Dia 1
Era cedo, nada de despertador. Exatamente às 10 da manhã, Cesar levanta de sua cama, bem descansado e animado para seu dia, que não lhe prometera nada! Um bom banho, aquela aparada no rosto e sua rotineira masturbação matinal eram apenas rituais para um dia de relaxamento e lazer. 
Preparou seu pão com manteiga e café e ligou a tv. Comia enquanto acompanhava o jornal! 
"Crime aumenta nas periferias" ... "Dinheiro some como vento" ... "Temporada de frio irá prender pessoas dentro de casa"
Ao ouvir a última manchete dá um leve sorriso! Ele sabia que estaria bem enquanto seu climatizador segurasse as pontas! Pouco importava as pessoas, sabia que estaria quente e tranquilo dentro de seu apartamento! E naquele dia de folga queria fazer nada! Definitivamente nada! 
Passou o resto da manhã inteira assistindo televisão e na hora do almoço queria aquela lasanha! Esperto era ele. Havia guardado uma no congelador para aquele momento específico! Esquentou, comeu.. relaxou! Estava num perfeito dia de ócio mas para terminar tinha que ter aquele filme da noite! 
O vento frio corria e batia pelas janelas de vidro, expulsava as pessoas da rua, calava os cachorros e afastava os insetos. A monotonia perceptível da janela fez com que não quisesse mesmo sair de casa! "Se esta tão frio lá fora que ninguém vai pra rua então é mais que certo estar aqui dentro!" Pensou. 
Decide assistir seu filme preferido às nove da noite. Enrolado em cobertas, no sofá, bocejava a cada vez que atardiava. 
Exatamente às 10 da noite pegou no sono.

Dia 2 
Às 10 da manhã, acorda bem disperto, como se tivesse uma ótima noite de sono. Foi fazer seus rituais de rotina. Banho, barba, masturbação.. tudo para começar bem o dia. 
Com apenas a xícara de café na mão liga a tv para assistir o jornal.
"Crime aumenta nas periferias" ... "Dinheiro some como vento" ... "Temporada de frio irá prender pessoas dentro de casa"
-Estranho! - disse ele reparando cada vez mais na tv. - Deve ser alguma reprise!
Seguiu o dia como o anterior! Sua desconfiança em certos pontos lhe fez questionar. Decidiu abrir o congelador. E lá estava a lasanha! Não há expressão em seu rosto. Não entendia o que estava acontecendo. Decidiu deixar pra lá!
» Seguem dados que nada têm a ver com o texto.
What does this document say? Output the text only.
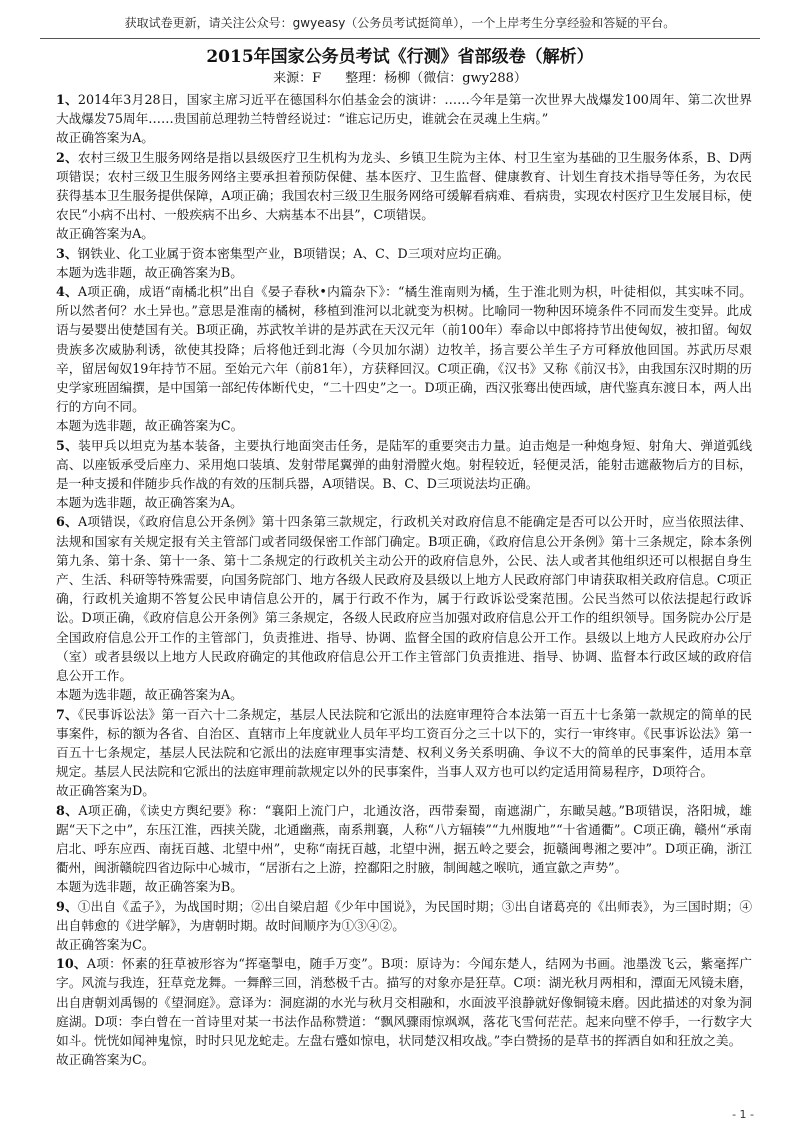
获取试卷更新，请关注公众号：gwyeasy（公务员考试挺简单），一个上岸考生分享经验和答疑的平台。
2015年国家公务员考试《行测》省部级卷（解析）
来源：F 整理：杨柳（微信：gwy288）

1、2014年3月28日，国家主席习近平在德国科尔伯基金会的演讲：……今年是第一次世界大战爆发100周年、第二次世界大战爆发75周年……贵国前总理勃兰特曾经说过：“谁忘记历史，谁就会在灵魂上生病。”

故正确答案为A。

2、农村三级卫生服务网络是指以县级医疗卫生机构为龙头、乡镇卫生院为主体、村卫生室为基础的卫生服务体系，B、D两项错误；农村三级卫生服务网络主要承担着预防保健、基本医疗、卫生监督、健康教育、计划生育技术指导等任务，为农民获得基本卫生服务提供保障，A项正确；我国农村三级卫生服务网络可缓解看病难、看病贵，实现农村医疗卫生发展目标，使农民“小病不出村、一般疾病不出乡、大病基本不出县”，C项错误。

故正确答案为A。

3、钢铁业、化工业属于资本密集型产业，B项错误；A、C、D三项对应均正确。

本题为选非题，故正确答案为B。

4、A项正确，成语“南橘北枳”出自《晏子春秋•内篇杂下》：“橘生淮南则为橘，生于淮北则为枳，叶徒相似，其实味不同。所以然者何？水土异也。”意思是淮南的橘树，移植到淮河以北就变为枳树。比喻同一物种因环境条件不同而发生变异。此成语与晏婴出使楚国有关。B项正确，苏武牧羊讲的是苏武在天汉元年（前100年）奉命以中郎将持节出使匈奴，被扣留。匈奴贵族多次威胁利诱，欲使其投降；后将他迁到北海（今贝加尔湖）边牧羊，扬言要公羊生子方可释放他回国。苏武历尽艰辛，留居匈奴19年持节不屈。至始元六年（前81年），方获释回汉。C项正确，《汉书》又称《前汉书》，由我国东汉时期的历史学家班固编撰，是中国第一部纪传体断代史，“二十四史”之一。D项正确，西汉张骞出使西域，唐代鉴真东渡日本，两人出行的方向不同。

本题为选非题，故正确答案为C。

5、装甲兵以坦克为基本装备，主要执行地面突击任务，是陆军的重要突击力量。迫击炮是一种炮身短、射角大、弹道弧线高、以座钣承受后座力、采用炮口装填、发射带尾翼弹的曲射滑膛火炮。射程较近，轻便灵活，能射击遮蔽物后方的目标，是一种支援和伴随步兵作战的有效的压制兵器，A项错误。B、C、D三项说法均正确。

本题为选非题，故正确答案为A。

6、A项错误，《政府信息公开条例》第十四条第三款规定，行政机关对政府信息不能确定是否可以公开时，应当依照法律、法规和国家有关规定报有关主管部门或者同级保密工作部门确定。B项正确，《政府信息公开条例》第十三条规定，除本条例第九条、第十条、第十一条、第十二条规定的行政机关主动公开的政府信息外，公民、法人或者其他组织还可以根据自身生产、生活、科研等特殊需要，向国务院部门、地方各级人民政府及县级以上地方人民政府部门申请获取相关政府信息。C项正确，行政机关逾期不答复公民申请信息公开的，属于行政不作为，属于行政诉讼受案范围。公民当然可以依法提起行政诉讼。D项正确，《政府信息公开条例》第三条规定，各级人民政府应当加强对政府信息公开工作的组织领导。国务院办公厅是全国政府信息公开工作的主管部门，负责推进、指导、协调、监督全国的政府信息公开工作。县级以上地方人民政府办公厅（室）或者县级以上地方人民政府确定的其他政府信息公开工作主管部门负责推进、指导、协调、监督本行政区域的政府信息公开工作。

本题为选非题，故正确答案为A。

7、《民事诉讼法》第一百六十二条规定，基层人民法院和它派出的法庭审理符合本法第一百五十七条第一款规定的简单的民事案件，标的额为各省、自治区、直辖市上年度就业人员年平均工资百分之三十以下的，实行一审终审。《民事诉讼法》第一百五十七条规定，基层人民法院和它派出的法庭审理事实清楚、权利义务关系明确、争议不大的简单的民事案件，适用本章规定。基层人民法院和它派出的法庭审理前款规定以外的民事案件，当事人双方也可以约定适用简易程序，D项符合。

故正确答案为D。

8、A项正确，《读史方舆纪要》称：“襄阳上流门户，北通汝洛，西带秦蜀，南遮湖广，东瞰吴越。”B项错误，洛阳城，雄踞“天下之中”，东压江淮，西挟关陇，北通幽燕，南系荆襄，人称“八方辐辏”“九州腹地”“十省通衢”。C项正确，赣州“承南启北、呼东应西、南抚百越、北望中州”，史称“南抚百越，北望中洲，据五岭之要会，扼赣闽粤湘之要冲”。D项正确，浙江衢州，闽浙赣皖四省边际中心城市，“居浙右之上游，控鄱阳之肘腋，制闽越之喉吭，通宣歙之声势”。

本题为选非题，故正确答案为B。

9、①出自《孟子》，为战国时期；②出自梁启超《少年中国说》，为民国时期；③出自诸葛亮的《出师表》，为三国时期；④出自韩愈的《进学解》，为唐朝时期。故时间顺序为①③④②。

故正确答案为C。

10、A项：怀素的狂草被形容为“挥毫掣电，随手万变”。B项：原诗为：今闻东楚人，结网为书画。池墨泼飞云，紫毫挥广字。风流与我连，狂草竞龙舞。一舞醉三回，消愁极千古。描写的对象亦是狂草。C项：湖光秋月两相和，潭面无风镜未磨，出自唐朝刘禹锡的《望洞庭》。意译为：洞庭湖的水光与秋月交相融和，水面波平浪静就好像铜镜未磨。因此描述的对象为洞庭湖。D项：李白曾在一首诗里对某一书法作品称赞道：“飘风骤雨惊飒飒，落花飞雪何茫茫。起来向壁不停手，一行数字大如斗。恍恍如闻神鬼惊，时时只见龙蛇走。左盘右蹙如惊电，状同楚汉相攻战。”李白赞扬的是草书的挥洒自如和狂放之美。

故正确答案为C。

- 1 -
Lembrou que tinha que arrumar o tanque de lavar, quebrado faz um tempo. Pegou o pequeno tanque, moveu para poder retirá-lo de lá! Uma estranha rachadura, grande e espessa, estava escondida atrás do tanque. 
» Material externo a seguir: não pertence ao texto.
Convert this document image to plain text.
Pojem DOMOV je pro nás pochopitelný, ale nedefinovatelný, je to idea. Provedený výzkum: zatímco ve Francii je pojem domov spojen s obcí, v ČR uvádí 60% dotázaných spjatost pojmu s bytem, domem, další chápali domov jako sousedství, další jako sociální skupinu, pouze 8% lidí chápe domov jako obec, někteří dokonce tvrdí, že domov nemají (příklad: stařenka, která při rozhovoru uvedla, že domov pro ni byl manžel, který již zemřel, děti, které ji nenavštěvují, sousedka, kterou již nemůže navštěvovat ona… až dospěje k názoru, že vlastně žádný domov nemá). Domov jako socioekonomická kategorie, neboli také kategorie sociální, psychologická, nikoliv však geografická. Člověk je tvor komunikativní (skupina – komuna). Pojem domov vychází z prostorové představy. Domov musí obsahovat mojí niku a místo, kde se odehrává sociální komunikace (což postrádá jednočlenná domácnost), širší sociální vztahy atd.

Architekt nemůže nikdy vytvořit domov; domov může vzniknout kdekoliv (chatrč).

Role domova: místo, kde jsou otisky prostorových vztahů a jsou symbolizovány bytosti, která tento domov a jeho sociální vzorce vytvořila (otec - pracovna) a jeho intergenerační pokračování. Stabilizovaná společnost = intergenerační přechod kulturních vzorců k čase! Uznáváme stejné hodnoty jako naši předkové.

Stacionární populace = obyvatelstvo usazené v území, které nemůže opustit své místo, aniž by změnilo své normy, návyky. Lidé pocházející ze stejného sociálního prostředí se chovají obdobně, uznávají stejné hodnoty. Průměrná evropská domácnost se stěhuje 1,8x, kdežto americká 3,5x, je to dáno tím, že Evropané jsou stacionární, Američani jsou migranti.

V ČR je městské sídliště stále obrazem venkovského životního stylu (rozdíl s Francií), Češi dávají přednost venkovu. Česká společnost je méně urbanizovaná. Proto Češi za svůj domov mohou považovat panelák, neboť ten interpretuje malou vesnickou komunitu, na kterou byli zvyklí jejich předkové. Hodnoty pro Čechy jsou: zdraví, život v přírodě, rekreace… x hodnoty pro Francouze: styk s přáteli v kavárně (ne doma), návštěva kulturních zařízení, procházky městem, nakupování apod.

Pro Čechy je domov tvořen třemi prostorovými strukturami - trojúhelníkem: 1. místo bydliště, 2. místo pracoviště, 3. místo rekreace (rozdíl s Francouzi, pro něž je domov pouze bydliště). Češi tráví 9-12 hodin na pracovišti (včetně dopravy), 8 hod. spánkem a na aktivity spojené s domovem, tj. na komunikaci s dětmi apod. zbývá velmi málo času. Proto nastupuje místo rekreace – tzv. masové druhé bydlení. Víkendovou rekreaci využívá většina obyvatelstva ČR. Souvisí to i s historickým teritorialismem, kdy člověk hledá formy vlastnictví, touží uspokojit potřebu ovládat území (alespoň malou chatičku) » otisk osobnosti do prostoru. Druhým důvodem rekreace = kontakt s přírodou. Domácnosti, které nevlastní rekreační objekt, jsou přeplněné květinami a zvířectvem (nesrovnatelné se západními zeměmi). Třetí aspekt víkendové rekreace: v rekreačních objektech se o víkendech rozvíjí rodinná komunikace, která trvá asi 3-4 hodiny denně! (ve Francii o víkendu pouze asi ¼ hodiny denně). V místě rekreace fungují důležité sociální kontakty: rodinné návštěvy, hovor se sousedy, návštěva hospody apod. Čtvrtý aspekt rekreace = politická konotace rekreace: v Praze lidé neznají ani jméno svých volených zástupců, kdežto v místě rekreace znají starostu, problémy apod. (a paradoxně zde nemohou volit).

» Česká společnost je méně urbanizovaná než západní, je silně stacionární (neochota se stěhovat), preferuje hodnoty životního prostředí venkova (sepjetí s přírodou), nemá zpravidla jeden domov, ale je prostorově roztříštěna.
-Essa não! Terei de chamar o pedreiro para isso! -
A tarde vinha rápido conforme o tempo passava! Amanhã era dia de trabalhar e queria acordar cedo! 
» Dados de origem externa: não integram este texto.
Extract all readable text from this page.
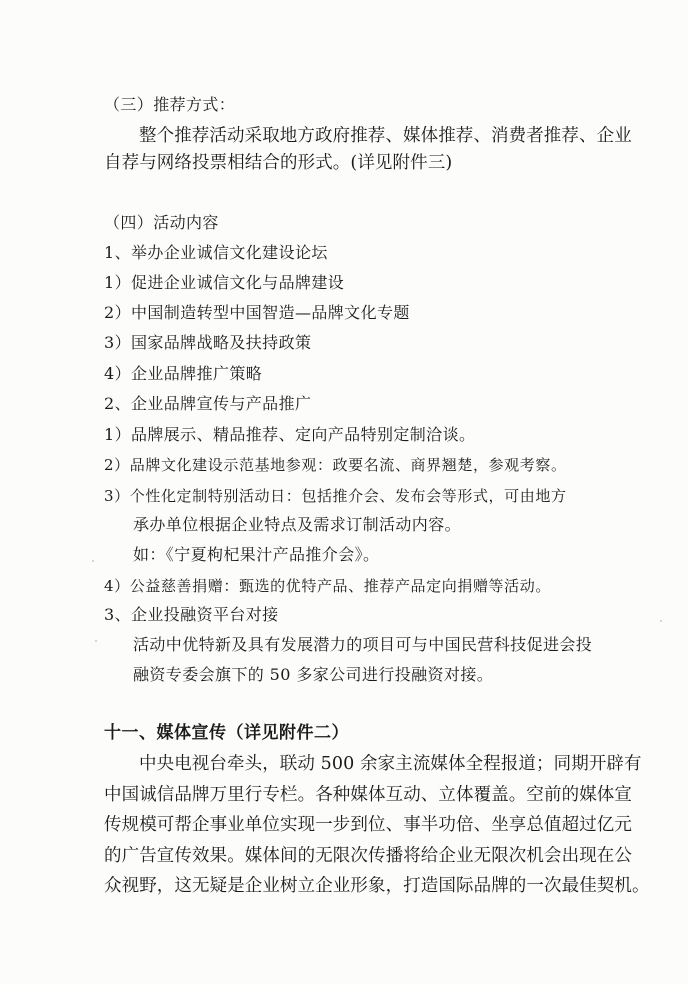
（三）推荐方式：
整个推荐活动采取地方政府推荐、媒体推荐、消费者推荐、企业
自荐与网络投票相结合的形式。(详见附件三)
（四）活动内容
1、举办企业诚信文化建设论坛
1）促进企业诚信文化与品牌建设
2）中国制造转型中国智造—品牌文化专题
3）国家品牌战略及扶持政策
4）企业品牌推广策略
2、企业品牌宣传与产品推广
1）品牌展示、精品推荐、定向产品特别定制洽谈。
2）品牌文化建设示范基地参观：政要名流、商界翘楚，参观考察。
3）个性化定制特别活动日：包括推介会、发布会等形式，可由地方
承办单位根据企业特点及需求订制活动内容。
如：《宁夏枸杞果汁产品推介会》。
4）公益慈善捐赠：甄选的优特产品、推荐产品定向捐赠等活动。
3、企业投融资平台对接
活动中优特新及具有发展潜力的项目可与中国民营科技促进会投
融资专委会旗下的 50 多家公司进行投融资对接。
十一、媒体宣传（详见附件二）
中央电视台牵头，联动 500 余家主流媒体全程报道；同期开辟有
中国诚信品牌万里行专栏。各种媒体互动、立体覆盖。空前的媒体宣
传规模可帮企事业单位实现一步到位、事半功倍、坐享总值超过亿元
的广告宣传效果。媒体间的无限次传播将给企业无限次机会出现在公
众视野，这无疑是企业树立企业形象，打造国际品牌的一次最佳契机。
Arrumou suas tralhas de trampo e foi relaxar na sala. Assistir televisão era o que queria, afinal, nada melhor que atualizar o dia! 
Exatamente às 10 da noite cochila no sofá e dorme!

Dia 3
Acordou assustado! Sentia-se atrasado para trabalhar! Os fios de raios de sol já entrava nas arestas da janela. Olhou no relógio, 10 da manhã! 
Dispensou os rituais. Apenas um banho e a higiene bucal foram suficientes. Vestiu-se e tomou um leite sem frescura! 
Com suas tralhas e bem vestido sai para trabalhar! 
Glock glock glock.... a porta não abria! 
Forçou cada vez mais a maçaneta. 
-Ohhh meu pai, logo hoje!!! - resmungou.
Continuava a mexer na maçaneta, tentou a chave, a chave com a maçaneta. Nada abria. 
- Vou ligar pro síndico e reclamar, ora, como poderei trabalhar!? - 
No fundo se sentia mais feliz e tranquilo pois agora tinha uma justificativa para seu atraso! 
Vai até a cozinha onde pega o interfone... mudo! 
Agora acabará por ficar nervoso! Precisava sair mas nada o auxiliava. De onde estava pode reparar em algo estranho na lavanderia. O que o tanque fazia de volta no lugar? 
Não demorou para Cesar cismar com isso...
-O que aconteceu? Eu tinha desmontado isso aqui! Por que não esta desmontado?-
Arranca com raiva o tanque do lugar. Nenhuma rachadura! Na parede não havia marca alguma da grande rachadura de ontem! 
Depois de tanto indagar para si mesmo decidiu ir almoçar cedo. Abriu o congelador e lá estava a mesma e única lasanha! O pelo em seus braços arrepiam ao não entender o que acontecia naquele lugar! Perdeu a fome. Parecia que estava voltando no tempo! 
O resto de seu dia passou batendo na porta, olhando a janela, procurando traços da rachadura até que exatamente às 10 da noite dorme de forma involuntária!

Dia 4
Acorda assustado exatamente as 10 da manhã! 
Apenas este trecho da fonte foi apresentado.